The first thing one (should) learn about statistics is "all that data is not information." That's the very first thing I tell my class each semester. This message is doubly resonant in this age of "Big Data".
I was reading a post on Dell at Felix Salmon's blog, a post written by Ryan McCarthy or Ben Walsh. It cited BusinessWeek's Roben Farzad: "When it comes to putting a price on Dell, [he] points out one wild card: the company’s 3,449 patents (with another 1,660 pending)."
This is not the first time I read about the potential value of the massive store of patents owned by some tech company. Large numbers are used to reinforce the point. This type of argument preys on people's tendency to extrapolate linearly. (The original BusinessWeek piece goes into describing how a consultancy tried to evaluate Dell's patents. Amusingly, the article contains no dollar amounts related to Dell, only the large number of patents.)
The value of patents might be modeled as an exponential distribution with a very short half life. That is to say, the vast majority of patents will have value zero but there is a long tail consisting of things like Google's algorithm, the CAPTCHA idea, the coffee cup sleeve and so on, which have generated huge profits for the inventors.

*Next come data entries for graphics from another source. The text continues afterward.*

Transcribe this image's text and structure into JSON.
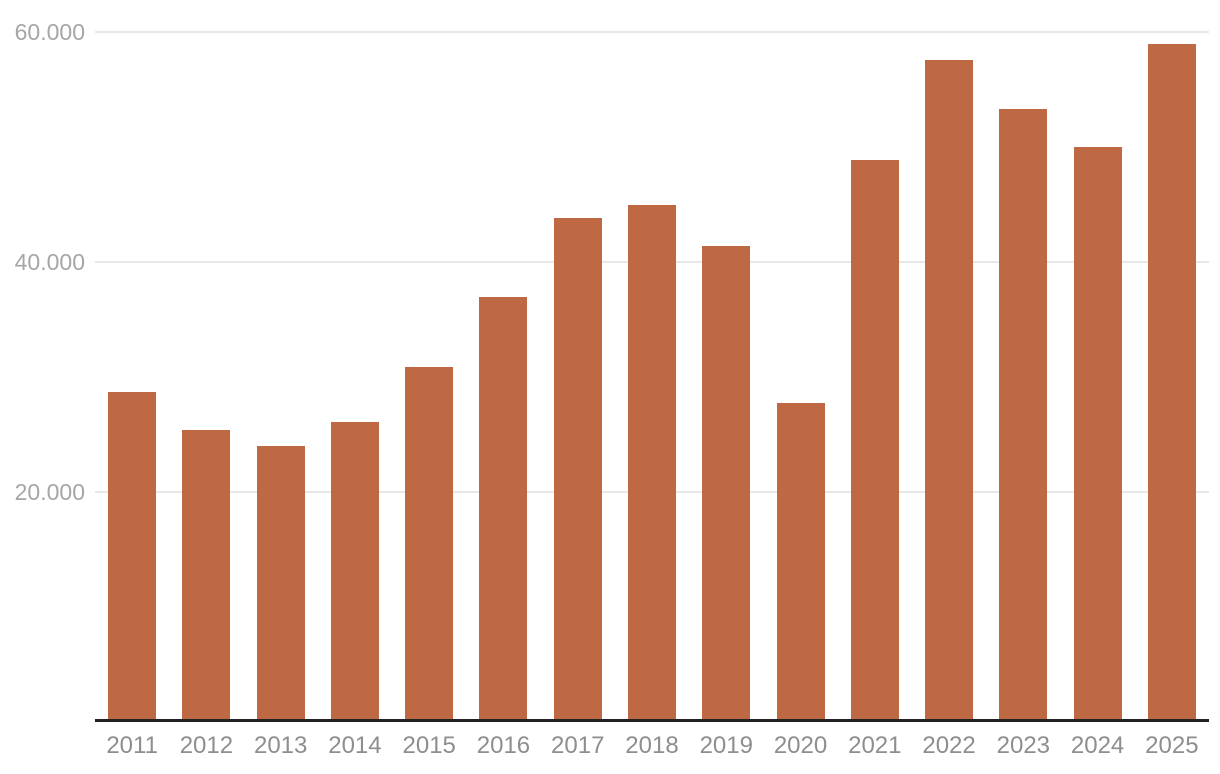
{
  "chart_data": {
    "type": "bar",
    "title": "",
    "xlabel": "",
    "ylabel": "",
    "categories": [
      "2011",
      "2012",
      "2013",
      "2014",
      "2015",
      "2016",
      "2017",
      "2018",
      "2019",
      "2020",
      "2021",
      "2022",
      "2023",
      "2024",
      "2025"
    ],
    "values": [
      28700,
      25400,
      24000,
      26100,
      30900,
      37000,
      43800,
      45000,
      41400,
      27700,
      48900,
      57600,
      53300,
      50000,
      59000
    ],
    "ylim": [
      0,
      60000
    ],
    "yticks": [
      60000,
      40000,
      20000
    ],
    "ytick_labels": [
      "60.000",
      "40.000",
      "20.000"
    ],
    "grid": true,
    "legend": false,
    "colors": {
      "bar": "#BE6943",
      "gridline": "#E8E8E8",
      "axis_line": "#222222",
      "y_tick_label": "#A6A6A6",
      "x_tick_label": "#8E8E8E",
      "background": "#FFFFFF"
    }
  }
}
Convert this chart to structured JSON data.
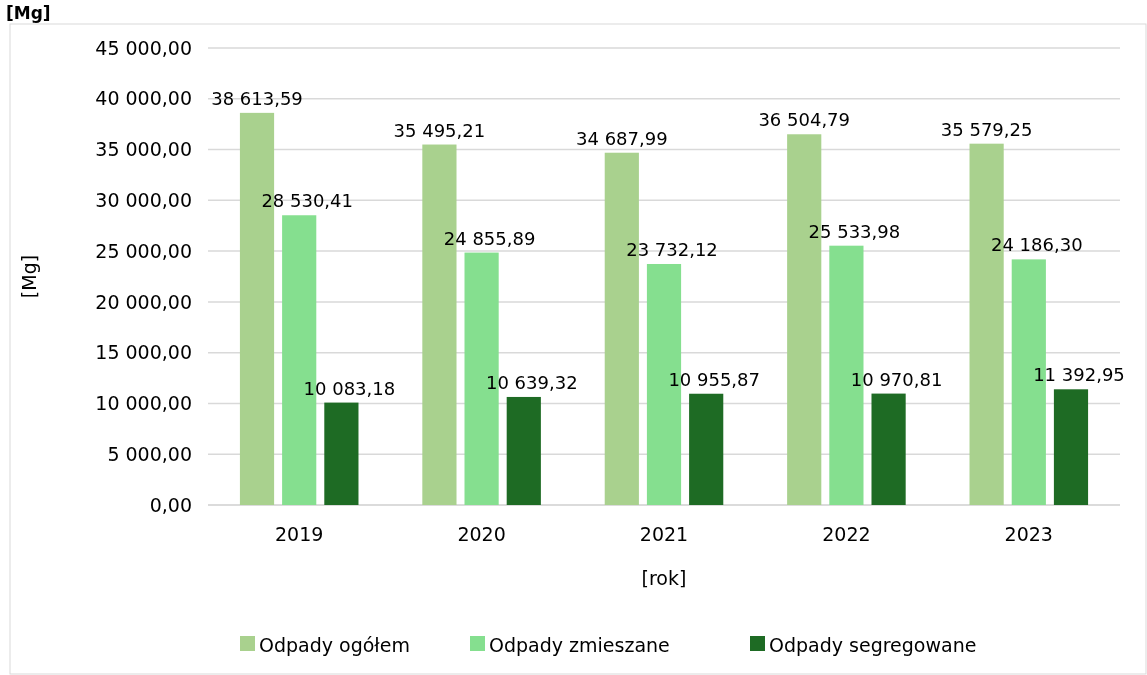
{
  "chart_data": {
    "type": "bar",
    "title": "[Mg]",
    "xlabel": "[rok]",
    "ylabel": "[Mg]",
    "categories": [
      "2019",
      "2020",
      "2021",
      "2022",
      "2023"
    ],
    "series": [
      {
        "name": "Odpady ogółem",
        "color": "#a9d18e",
        "values": [
          38613.59,
          35495.21,
          34687.99,
          36504.79,
          35579.25
        ],
        "value_labels": [
          "38 613,59",
          "35 495,21",
          "34 687,99",
          "36 504,79",
          "35 579,25"
        ]
      },
      {
        "name": "Odpady zmieszane",
        "color": "#85df8f",
        "values": [
          28530.41,
          24855.89,
          23732.12,
          25533.98,
          24186.3
        ],
        "value_labels": [
          "28 530,41",
          "24 855,89",
          "23 732,12",
          "25 533,98",
          "24 186,30"
        ]
      },
      {
        "name": "Odpady segregowane",
        "color": "#1e6b24",
        "values": [
          10083.18,
          10639.32,
          10955.87,
          10970.81,
          11392.95
        ],
        "value_labels": [
          "10 083,18",
          "10 639,32",
          "10 955,87",
          "10 970,81",
          "11 392,95"
        ]
      }
    ],
    "ylim": [
      0,
      45000
    ],
    "yticks": [
      {
        "value": 0,
        "label": "0,00"
      },
      {
        "value": 5000,
        "label": "5 000,00"
      },
      {
        "value": 10000,
        "label": "10 000,00"
      },
      {
        "value": 15000,
        "label": "15 000,00"
      },
      {
        "value": 20000,
        "label": "20 000,00"
      },
      {
        "value": 25000,
        "label": "25 000,00"
      },
      {
        "value": 30000,
        "label": "30 000,00"
      },
      {
        "value": 35000,
        "label": "35 000,00"
      },
      {
        "value": 40000,
        "label": "40 000,00"
      },
      {
        "value": 45000,
        "label": "45 000,00"
      }
    ],
    "grid": "y",
    "legend": "bottom"
  }
}
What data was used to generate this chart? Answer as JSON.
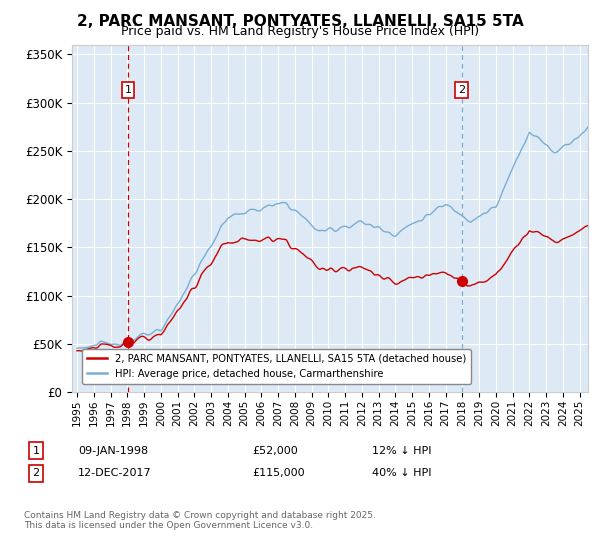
{
  "title_line1": "2, PARC MANSANT, PONTYATES, LLANELLI, SA15 5TA",
  "title_line2": "Price paid vs. HM Land Registry's House Price Index (HPI)",
  "legend_label_red": "2, PARC MANSANT, PONTYATES, LLANELLI, SA15 5TA (detached house)",
  "legend_label_blue": "HPI: Average price, detached house, Carmarthenshire",
  "sale1_date": "09-JAN-1998",
  "sale1_price": "£52,000",
  "sale1_note": "12% ↓ HPI",
  "sale2_date": "12-DEC-2017",
  "sale2_price": "£115,000",
  "sale2_note": "40% ↓ HPI",
  "sale1_year": 1998.04,
  "sale1_value": 52000,
  "sale2_year": 2017.96,
  "sale2_value": 115000,
  "ylim_min": 0,
  "ylim_max": 360000,
  "xlim_min": 1994.7,
  "xlim_max": 2025.5,
  "footer": "Contains HM Land Registry data © Crown copyright and database right 2025.\nThis data is licensed under the Open Government Licence v3.0.",
  "background_color": "#ddeaf5",
  "red_color": "#cc0000",
  "blue_color": "#7aadd4",
  "vline1_color": "#cc0000",
  "vline2_color": "#7aadd4",
  "grid_color": "#ffffff",
  "title_fontsize": 11,
  "subtitle_fontsize": 9
}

So, even if you own only one patent, the value could dwarf the total of 3,500 patents. If we look back at Dell's portfolio ten years from now, it is guaranteed that only a few of the 3,500 would provide a windfall while all others would prove to be duds. It's about the quality of the patents, and not just the quantity.
I'm sure you have come across these moments when you want to scream: your large numbers don't impress me. Feel free to share your stories.